珍しい! 新鮮! ちゃんと飲んでます~?
豊聡耳 神子:
やあ、守矢神社の巫女じゃないか。
すっかり、できあがっているようだが。
東風谷 早苗:
まだまだ序の口ですよ~!
あ、そういえば聞きたいことがあったんです。
豊聡耳 神子:
聞きたいこと? いや、言わなくてもわかるよ。
私の容姿についてだな?
東風谷 早苗:
そうです! ずーっと気になってたんですよ。
あなた、私の知ってる聖徳太子と全然違うんです。
東風谷 早苗:
なんかこう髭はやして、遠くを見てるおじさん?
本だと、そんな姿ばっかりですよね。
豊聡耳 神子:
まあ、そうだな。
東風谷 早苗:
なんで今の姿は、そんなに違うんですか~?
豊聡耳 神子:
それはだね、尸解仙として復活するときに、
現代風の姿に見た目を変えたからだ。
東風谷 早苗:
え~? どうしてですか?
もしかして、肖像画の姿が嫌だったり?
豊聡耳 神子:
いや、そういうわけではないよ。まいったな。
あまり昔のことは……。ふむ、そうだな。
豊聡耳 神子:
前の姿のままでは、
この時代では奇妙に見えると思ってな。
豊聡耳 神子:
人に寄り添うためには、自分も同じ目線に
ならなければならない。そう思ったのだ。
東風谷 早苗:
なるほど~! さすがは聖徳太子様!
そんな崇高な理由があったなんて!
東風谷 早苗:
それじゃあ、その髪型も今風にしようと!?
あ、もしかして、ヘッドホンもそのためですか!?
豊聡耳 神子:
いや、それはまた別というか……。
困ったな。
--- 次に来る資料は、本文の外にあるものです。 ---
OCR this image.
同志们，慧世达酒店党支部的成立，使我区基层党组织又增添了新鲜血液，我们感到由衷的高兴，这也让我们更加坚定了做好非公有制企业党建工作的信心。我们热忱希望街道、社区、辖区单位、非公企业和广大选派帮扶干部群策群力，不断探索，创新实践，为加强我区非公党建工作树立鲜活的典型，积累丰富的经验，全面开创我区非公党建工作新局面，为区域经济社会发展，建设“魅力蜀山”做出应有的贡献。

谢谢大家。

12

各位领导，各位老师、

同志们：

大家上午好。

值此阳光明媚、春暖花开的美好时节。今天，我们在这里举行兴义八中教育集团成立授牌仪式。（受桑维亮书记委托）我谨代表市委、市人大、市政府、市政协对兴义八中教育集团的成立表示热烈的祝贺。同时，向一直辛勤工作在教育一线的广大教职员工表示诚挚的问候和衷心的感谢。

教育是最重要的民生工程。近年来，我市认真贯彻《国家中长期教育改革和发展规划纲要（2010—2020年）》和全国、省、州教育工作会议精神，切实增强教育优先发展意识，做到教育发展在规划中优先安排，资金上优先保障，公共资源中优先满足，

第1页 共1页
どうしたものか。
東風谷 早苗:
あっ、そうだ。他の人にも広めましょう!
こんないい話、私だけ聞くのは、もったいない!
豊聡耳 神子:
おい、どこに引っ張っていくつもりだ!?
東風谷 早苗:
向こうで呑んでる人たちの所です。
みんなにも、今のいい話を聞いてもらわないと!
豊聡耳 神子:
いや、昔の話を広めたくは……!
は、放してくれ! 頼む! おわーっ!?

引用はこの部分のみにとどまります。